# Wayward Pines



## The Bluestocking (Jun 19, 2015)

Anyone else watching this series which seems like a cross between Twin Peaks and The X-Files.

It's halfway through the 10 episodes now and I'm pretty hooked.

Matt Dillon is back on form and so is M. Night Shyamalan who hasn't put out anything good since his first three movies.


----------



## willwallace (Jun 19, 2015)

I've been watching and enjoying the show so far.  It seems to have a lot of different elements that are starting to come together, finally. Good description,  Twin Peaks meets X-Files


----------



## alchemist (Jun 19, 2015)

Enjoying it here also. Despite the "explanation", many things still don't make sense, so I'm expecting more revelations.


----------



## hardsciencefanagain (Jun 19, 2015)

Hey,there's a thread called Unruly Trees


----------



## Warren_Paul (Jun 20, 2015)

I like it. It's got some real vibes of The Village coming through, which I still like the best out of all M. Night Shyamalan's works.


----------



## ratsy (Jun 20, 2015)

I read the first book on a plane ride this year, and really liked it. They moved away from it quite a bit for the show, and I think that because I read it, I didn't think it was as good as it could have been. I think that the show is actually covering all three books in the 10 episodes which is good because most things spread it so thin (Under the Dome) I do like Matt Dillon but find some of the acting by others a little poorly done. It's hard when I've been feasting on Mad Men and Breaking Bad to go to a Fox show and expect the same level of quality.


----------



## BAYLOR (Jun 21, 2015)

willwallace said:


> I've been watching and enjoying the show so far.  It seems to have a lot of different elements that are starting to come together, finally. Good description,  Twin Peaks meets X-Files




The Prisoner too.


----------



## willwallace (Jun 21, 2015)

BAYLOR said:


> The Prisoner too.


Oh man,  The Prisoner is one of my all time favorite shows. Patrick McGoohan was excellent, I loved that show when I was a kid and still do today.


----------



## Warren_Paul (Jul 24, 2015)

Watched the season finale today. Not entirely sure how to feel about it afterwards. Far too rushed, characters jumping to conclusions and making decisions that are completely implausible based on what was happening, purely for the sake of wrapping up the entire story in only 10 episodes. It really needed to be a 20 episode show and make the plot more developed and believable.



Spoiler



We pretty much have a complete reset of any plot development, things almost literally back to where they started. Not really an adequate ending for a show that is only supposed to have one season. Although it does have that classic doomed sort of ending that many horror movies feature, like nothing they do will ever change their inevitable fate. If making that kind of statement is what they were after then I guess they achieved it.


----------



## The Bluestocking (Jul 29, 2015)

Just finished the season fiinale.

They should have given it 13 episodes if they wanted to make it a mini series (13 is probably the maximum number of episodes for a mini series).

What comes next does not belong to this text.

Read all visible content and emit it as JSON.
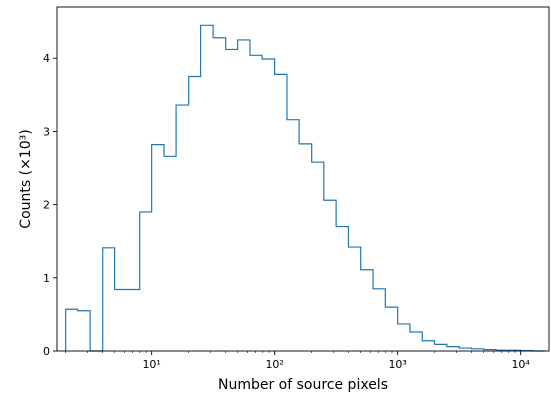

The twist at the end is pure M. Night Shyamalan though.


----------



## Droflet (Jul 29, 2015)

Yeah, I agree. Far too rushed. Pity, it could have been ...


----------



## Gnrevolution (Jul 30, 2015)

The Bluestocking said:


> The twist at the end is pure M. Night Shyamalan though.

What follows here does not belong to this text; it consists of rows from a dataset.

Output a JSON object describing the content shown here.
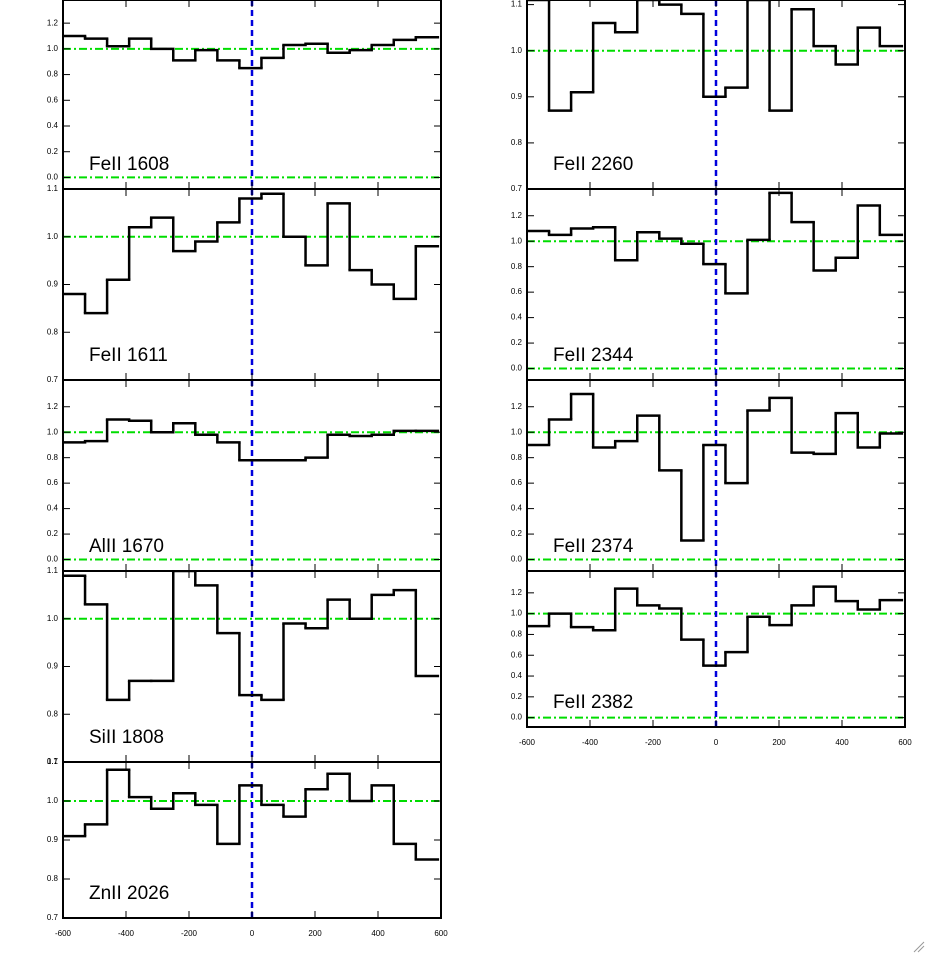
{
  "chart_data": [
    {
      "type": "step",
      "label": "FeII 1608",
      "color": "#000000",
      "hline_color": "#00dd00",
      "vline_color": "#0000dd",
      "x": [
        -565,
        -495,
        -425,
        -355,
        -285,
        -215,
        -145,
        -75,
        -5,
        65,
        135,
        205,
        275,
        345,
        415,
        485,
        555
      ],
      "values": [
        1.1,
        1.08,
        1.02,
        1.08,
        1.0,
        0.91,
        0.99,
        0.91,
        0.85,
        0.93,
        1.03,
        1.04,
        0.97,
        0.99,
        1.03,
        1.07,
        1.09
      ],
      "xlim": [
        -600,
        600
      ],
      "ylim": [
        -0.09,
        1.38
      ],
      "xticks": [
        -600,
        -400,
        -200,
        0,
        200,
        400,
        600
      ],
      "yticks": [
        {
          "value": 0,
          "label": "0.0"
        },
        0.2,
        0.4,
        0.6,
        0.8,
        {
          "value": 1,
          "label": "1.0"
        },
        1.2
      ],
      "hlines": [
        1,
        0
      ],
      "vline": 0,
      "show_xtick_labels": false
    },
    {
      "type": "step",
      "label": "FeII 1611",
      "color": "#000000",
      "hline_color": "#00dd00",
      "vline_color": "#0000dd",
      "x": [
        -565,
        -495,
        -425,
        -355,
        -285,
        -215,
        -145,
        -75,
        -5,
        65,
        135,
        205,
        275,
        345,
        415,
        485,
        555
      ],
      "values": [
        0.88,
        0.84,
        0.91,
        1.02,
        1.04,
        0.97,
        0.99,
        1.03,
        1.08,
        1.09,
        1.0,
        0.94,
        1.07,
        0.93,
        0.9,
        0.87,
        0.98
      ],
      "xlim": [
        -600,
        600
      ],
      "ylim": [
        0.7,
        1.1
      ],
      "xticks": [
        -600,
        -400,
        -200,
        0,
        200,
        400,
        600
      ],
      "yticks": [
        0.7,
        0.8,
        0.9,
        {
          "value": 1,
          "label": "1.0"
        },
        1.1
      ],
      "hlines": [
        1
      ],
      "vline": 0,
      "show_xtick_labels": false
    },
    {
      "type": "step",
      "label": "AlII 1670",
      "color": "#000000",
      "hline_color": "#00dd00",
      "vline_color": "#0000dd",
      "x": [
        -565,
        -495,
        -425,
        -355,
        -285,
        -215,
        -145,
        -75,
        -5,
        65,
        135,
        205,
        275,
        345,
        415,
        485,
        555
      ],
      "values": [
        0.92,
        0.93,
        1.1,
        1.09,
        1.0,
        1.07,
        0.98,
        0.92,
        0.78,
        0.78,
        0.78,
        0.8,
        0.98,
        0.97,
        0.98,
        1.01,
        1.01
      ],
      "xlim": [
        -600,
        600
      ],
      "ylim": [
        -0.09,
        1.41
      ],
      "xticks": [
        -600,
        -400,
        -200,
        0,
        200,
        400,
        600
      ],
      "yticks": [
        {
          "value": 0,
          "label": "0.0"
        },
        0.2,
        0.4,
        0.6,
        0.8,
        {
          "value": 1,
          "label": "1.0"
        },
        1.2
      ],
      "hlines": [
        1,
        0
      ],
      "vline": 0,
      "show_xtick_labels": false
    },
    {
      "type": "step",
      "label": "SiII 1808",
      "color": "#000000",
      "hline_color": "#00dd00",
      "vline_color": "#0000dd",
      "x": [
        -565,
        -495,
        -425,
        -355,
        -285,
        -215,
        -145,
        -75,
        -5,
        65,
        135,
        205,
        275,
        345,
        415,
        485,
        555
      ],
      "values": [
        1.09,
        1.03,
        0.83,
        0.87,
        0.87,
        1.1,
        1.07,
        0.97,
        0.84,
        0.83,
        0.99,
        0.98,
        1.04,
        1.0,
        1.05,
        1.06,
        0.88
      ],
      "xlim": [
        -600,
        600
      ],
      "ylim": [
        0.7,
        1.1
      ],
      "xticks": [
        -600,
        -400,
        -200,
        0,
        200,
        400,
        600
      ],
      "yticks": [
        0.7,
        0.8,
        0.9,
        {
          "value": 1,
          "label": "1.0"
        },
        1.1
      ],
      "hlines": [
        1
      ],
      "vline": 0,
      "show_xtick_labels": false
    },
    {
      "type": "step",
      "label": "ZnII 2026",
      "color": "#000000",
      "hline_color": "#00dd00",
      "vline_color": "#0000dd",
      "x": [
        -565,
        -495,
        -425,
        -355,
        -285,
        -215,
        -145,
        -75,
        -5,
        65,
        135,
        205,
        275,
        345,
        415,
        485,
        555
      ],
      "values": [
        0.91,
        0.94,
        1.08,
        1.01,
        0.98,
        1.02,
        0.99,
        0.89,
        1.04,
        0.99,
        0.96,
        1.03,
        1.07,
        1.0,
        1.04,
        0.89,
        0.85
      ],
      "xlim": [
        -600,
        600
      ],
      "ylim": [
        0.7,
        1.1
      ],
      "xticks": [
        -600,
        -400,
        -200,
        0,
        200,
        400,
        600
      ],
      "yticks": [
        0.7,
        0.8,
        0.9,
        {
          "value": 1,
          "label": "1.0"
        },
        1.1
      ],
      "hlines": [
        1
      ],
      "vline": 0,
      "show_xtick_labels": true
    },
    {
      "type": "step",
      "label": "FeII 2260",
      "color": "#000000",
      "hline_color": "#00dd00",
      "vline_color": "#0000dd",
      "x": [
        -565,
        -495,
        -425,
        -355,
        -285,
        -215,
        -145,
        -75,
        -5,
        65,
        135,
        205,
        275,
        345,
        415,
        485,
        555
      ],
      "values": [
        1.11,
        0.87,
        0.91,
        1.06,
        1.04,
        1.11,
        1.1,
        1.08,
        0.9,
        0.92,
        1.11,
        0.87,
        1.09,
        1.01,
        0.97,
        1.05,
        1.01
      ],
      "xlim": [
        -600,
        600
      ],
      "ylim": [
        0.7,
        1.11
      ],
      "xticks": [
        -600,
        -400,
        -200,
        0,
        200,
        400,
        600
      ],
      "yticks": [
        0.7,
        0.8,
        0.9,
        {
          "value": 1,
          "label": "1.0"
        },
        1.1
      ],
      "hlines": [
        1
      ],
      "vline": 0,
      "show_xtick_labels": false
    },
    {
      "type": "step",
      "label": "FeII 2344",
      "color": "#000000",
      "hline_color": "#00dd00",
      "vline_color": "#0000dd",
      "x": [
        -565,
        -495,
        -425,
        -355,
        -285,
        -215,
        -145,
        -75,
        -5,
        65,
        135,
        205,
        275,
        345,
        415,
        485,
        555
      ],
      "values": [
        1.08,
        1.05,
        1.1,
        1.11,
        0.85,
        1.07,
        1.02,
        0.98,
        0.82,
        0.59,
        1.01,
        1.38,
        1.15,
        0.77,
        0.87,
        1.28,
        1.05
      ],
      "xlim": [
        -600,
        600
      ],
      "ylim": [
        -0.09,
        1.41
      ],
      "xticks": [
        -600,
        -400,
        -200,
        0,
        200,
        400,
        600
      ],
      "yticks": [
        {
          "value": 0,
          "label": "0.0"
        },
        0.2,
        0.4,
        0.6,
        0.8,
        {
          "value": 1,
          "label": "1.0"
        },
        1.2
      ],
      "hlines": [
        1,
        0
      ],
      "vline": 0,
      "show_xtick_labels": false
    },
    {
      "type": "step",
      "label": "FeII 2374",
      "color": "#000000",
      "hline_color": "#00dd00",
      "vline_color": "#0000dd",
      "x": [
        -565,
        -495,
        -425,
        -355,
        -285,
        -215,
        -145,
        -75,
        -5,
        65,
        135,
        205,
        275,
        345,
        415,
        485,
        555
      ],
      "values": [
        0.9,
        1.1,
        1.3,
        0.88,
        0.93,
        1.13,
        0.7,
        0.15,
        0.9,
        0.6,
        1.17,
        1.27,
        0.84,
        0.83,
        1.15,
        0.88,
        0.99
      ],
      "xlim": [
        -600,
        600
      ],
      "ylim": [
        -0.09,
        1.41
      ],
      "xticks": [
        -600,
        -400,
        -200,
        0,
        200,
        400,
        600
      ],
      "yticks": [
        {
          "value": 0,
          "label": "0.0"
        },
        0.2,
        0.4,
        0.6,
        0.8,
        {
          "value": 1,
          "label": "1.0"
        },
        1.2
      ],
      "hlines": [
        1,
        0
      ],
      "vline": 0,
      "show_xtick_labels": false
    },
    {
      "type": "step",
      "label": "FeII 2382",
      "color": "#000000",
      "hline_color": "#00dd00",
      "vline_color": "#0000dd",
      "x": [
        -565,
        -495,
        -425,
        -355,
        -285,
        -215,
        -145,
        -75,
        -5,
        65,
        135,
        205,
        275,
        345,
        415,
        485,
        555
      ],
      "values": [
        0.88,
        1.0,
        0.87,
        0.84,
        1.24,
        1.08,
        1.05,
        0.75,
        0.5,
        0.63,
        0.97,
        0.89,
        1.08,
        1.26,
        1.12,
        1.04,
        1.13
      ],
      "xlim": [
        -600,
        600
      ],
      "ylim": [
        -0.09,
        1.41
      ],
      "xticks": [
        -600,
        -400,
        -200,
        0,
        200,
        400,
        600
      ],
      "yticks": [
        {
          "value": 0,
          "label": "0.0"
        },
        0.2,
        0.4,
        0.6,
        0.8,
        {
          "value": 1,
          "label": "1.0"
        },
        1.2
      ],
      "hlines": [
        1,
        0
      ],
      "vline": 0,
      "show_xtick_labels": true
    }
  ]
}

Not sure I'd call it a twist, as usual it seemed to be just tacked on at the end for no particular reason.  There was no revelation or smart thinking about it, it just happened...


----------



## Droflet (Jul 30, 2015)

Gnrevolution said:


> Not sure I'd call it a twist, as usual it seemed to be just tacked on at the end for no particular reason.  There was no revelation or smart thinking about it, it just happened...



Yeah, what he said.


----------



## ratsy (Aug 11, 2015)

I watched the finale. I wouldn't say that it was pure Shymalan since it was written by Blake Crouch, and although I haven't read books 2-3 Im sure it was his ending. It was okay...the series was full of plot holes, bad acting, and everything in between, but I was mostly entertained I suppose so what more can I ask for?  Once again it proves that Books are far superior to television though!


----------



## galanx (Jan 21, 2016)

Gnrevolution said:


> Not sure I'd call it a twist, as usual it seemed to be just tacked on at the end for no particular reason.  There was no revelation or smart thinking about it, it just happened...



Apparently they were hoping to get it renewed for another season but didn't have the budget for an Aberration/survivors clash, (likeTWD S2) so just tacked the ending on so they could use the same sets- but they didn't get the call anyway.


----------



## Droflet (Jan 21, 2016)

Yep, that's what the ending felt like to me. Tacked on.


----------



## REBerg (May 21, 2016)

Season 2 launches Wednesday, May 25


----------



## Droflet (May 21, 2016)

Oh, that night? I'm washing my hair.


----------